Category Archives: data science

Deadly Events Are Contagious: Mass killings can trigger others

Roughly a quarter of mass killings and school shootings occur because of contagion — with one event increasing the chances of another happening — even if the suspect doesn’t consciously realize it, according a study released today.

Researchers at Arizona State University and Northeastern Illinois University used USA TODAY’s mass killings data, which tracks killings of four or more people since 2006. USA TODAY’s data, unlike other sets, include many events that do not receive extensive media coverage.

Monte Talmadge walks past a sidewalk memorial in front of the Emanuel AME Church after a mass shooting there killed nine people in June.
Monte Talmadge walks past a sidewalk memorial in front of the Emanuel AME Church after a mass shooting there killed nine people in June.

The researchers also used 15 years’ of data on school shootings, plus data about public shootings where at least three people were shot but not necessarily killed, from the Brady Campaign to Prevent Gun Violence. They fit all three data sets into a contagion model to see if one event had a ripple effect.

They found that the biggest events – mass killings and school shootings, which tended to get more publicity – had an average window of 13 days of contagion.

“What we think might be happening is the very small cross section of the public that’s vulnerable, that message gets to them and causes unconscious ideation to perhaps do something similar,” says Sherry Towers, professor of statistics at Arizona State University’s Simon A. Levin Mathematical, Computational and Modeling Sciences Center.

In the case of the recent Charleston, S.C. church shooting, there haven’t been any mass killings in the two weeks since. But there have been a rash of church arsons, which investigators are probing.

“Even though there doesn’t seem to be a contagion in this certain case, there does seem to be related events that have occurred,” Tower says.

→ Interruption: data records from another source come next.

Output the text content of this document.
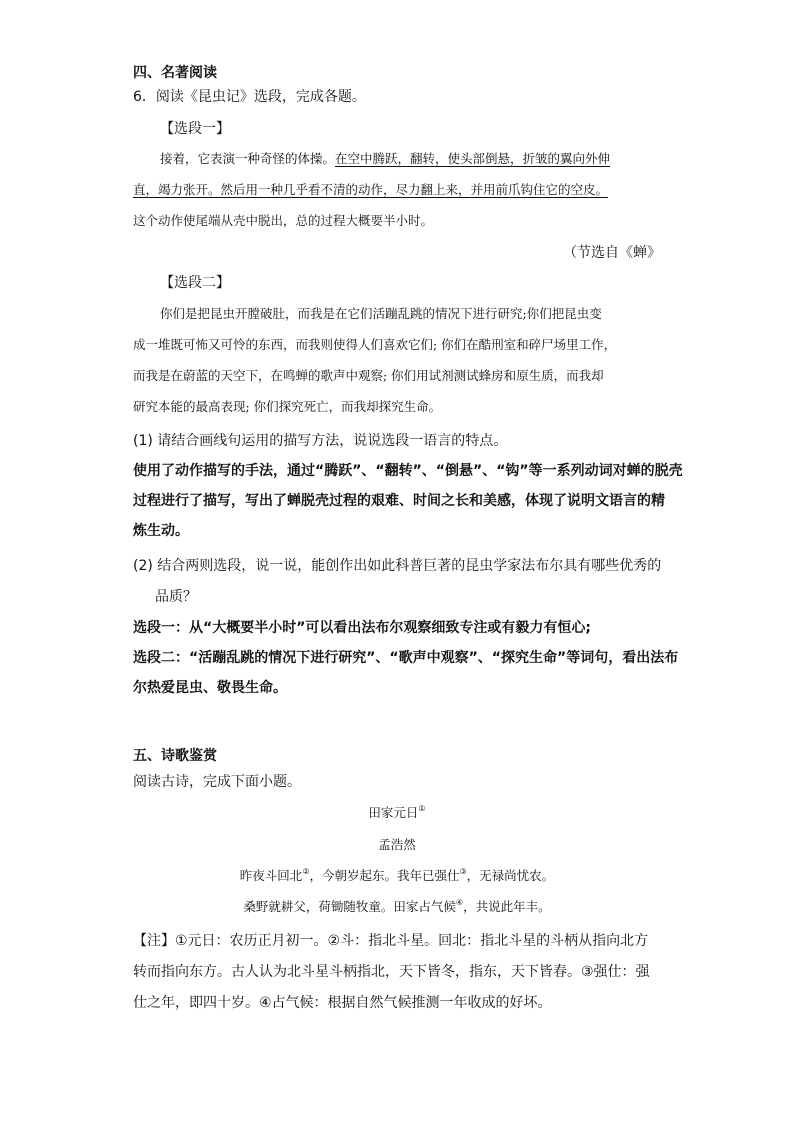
四、名著阅读
6．阅读《昆虫记》选段，完成各题。
【选段一】
接着，它表演一种奇怪的体操。在空中腾跃，翻转，使头部倒悬，折皱的翼向外伸
直，竭力张开。然后用一种几乎看不清的动作，尽力翻上来，并用前爪钩住它的空皮。
这个动作使尾端从壳中脱出，总的过程大概要半小时。
（节选自《蝉》
【选段二】
你们是把昆虫开膛破肚，而我是在它们活蹦乱跳的情况下进行研究;你们把昆虫变
成一堆既可怖又可怜的东西，而我则使得人们喜欢它们; 你们在酷刑室和碎尸场里工作，
而我是在蔚蓝的天空下，在鸣蝉的歌声中观察; 你们用试剂测试蜂房和原生质，而我却
研究本能的最高表现; 你们探究死亡，而我却探究生命。
(1) 请结合画线句运用的描写方法，说说选段一语言的特点。
使用了动作描写的手法，通过“腾跃”、“翻转”、“倒悬”、“钩”等一系列动词对蝉的脱壳
过程进行了描写，写出了蝉脱壳过程的艰难、时间之长和美感，体现了说明文语言的精
炼生动。
(2) 结合两则选段，说一说，能创作出如此科普巨著的昆虫学家法布尔具有哪些优秀的
品质？
选段一：从“大概要半小时”可以看出法布尔观察细致专注或有毅力有恒心;
选段二：“活蹦乱跳的情况下进行研究”、“歌声中观察”、“探究生命”等词句，看出法布
尔热爱昆虫、敬畏生命。
五、诗歌鉴赏
阅读古诗，完成下面小题。
田家元日①
孟浩然
昨夜斗回北②，今朝岁起东。我年已强仕③，无禄尚忧农。
桑野就耕父，荷锄随牧童。田家占气候④，共说此年丰。
【注】①元日：农历正月初一。②斗：指北斗星。回北：指北斗星的斗柄从指向北方
转而指向东方。古人认为北斗星斗柄指北，天下皆冬，指东，天下皆春。③强仕：强
仕之年，即四十岁。④占气候：根据自然气候推测一年收成的好坏。
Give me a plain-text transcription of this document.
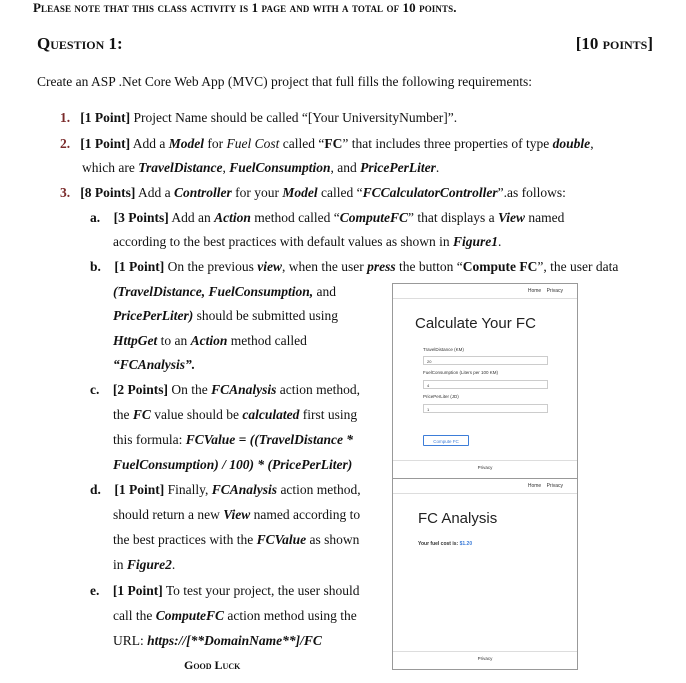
Please note that this class activity is 1 page and with a total of 10 points.
Question 1:	[10 points]
Create an ASP .Net Core Web App (MVC) project that full fills the following requirements:
1. [1 Point] Project Name should be called “[Your UniversityNumber]”.
2. [1 Point] Add a Model for Fuel Cost called “FC” that includes three properties of type double,
which are TravelDistance, FuelConsumption, and PricePerLiter.
3. [8 Points] Add a Controller for your Model called “FCCalculatorController”.as follows:
a. [3 Points] Add an Action method called “ComputeFC” that displays a View named
according to the best practices with default values as shown in Figure1.
b. [1 Point] On the previous view, when the user press the button “Compute FC”, the user data
(TravelDistance, FuelConsumption, and
PricePerLiter) should be submitted using
HttpGet to an Action method called
“FCAnalysis”.
c. [2 Points] On the FCAnalysis action method,
the FC value should be calculated first using
this formula: FCValue = ((TravelDistance *
FuelConsumption) / 100) * (PricePerLiter)
d. [1 Point] Finally, FCAnalysis action method,
should return a new View named according to
the best practices with the FCValue as shown
in Figure2.
e. [1 Point] To test your project, the user should
call the ComputeFC action method using the
URL: https://[**DomainName**]/FC
Good Luck
Home Privacy
Calculate Your FC
TravelDistance (KM)
20
FuelConsumption (Liters per 100 KM)
4
PricePerLiter (JD)
1
Compute FC
Privacy
Home Privacy
FC Analysis
Your fuel cost is: $1.20
Privacy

Mass shootings with fewer than four deaths created no such contagion effect, Towers said. The researchers only looked at similar events, so they did not measure whether a mass killing or school shooting lead to an increase in single shootings, for instance.

Towers said she started wondering if school shootings triggered similar events in January 2014, after she was visiting the Purdue University campus when a student entered a campus building and shot and killed another student.

“There had just been three other school shootings in the news in the past week,” she said. “I just thought, ‘Is there something that’s causing these things to bunch together?’”

Other researchers have linked increases in suicides to high-profile suicides in similar contagion studies.

Towers says she hopes their findings will serve as a starting point for other researchers to look into the contagion effect further.

“This is a huge problem in the United States,” she says. “The chances of a person being killed in a mass killing is very low, but much higher in the US than in any other industrialized country.”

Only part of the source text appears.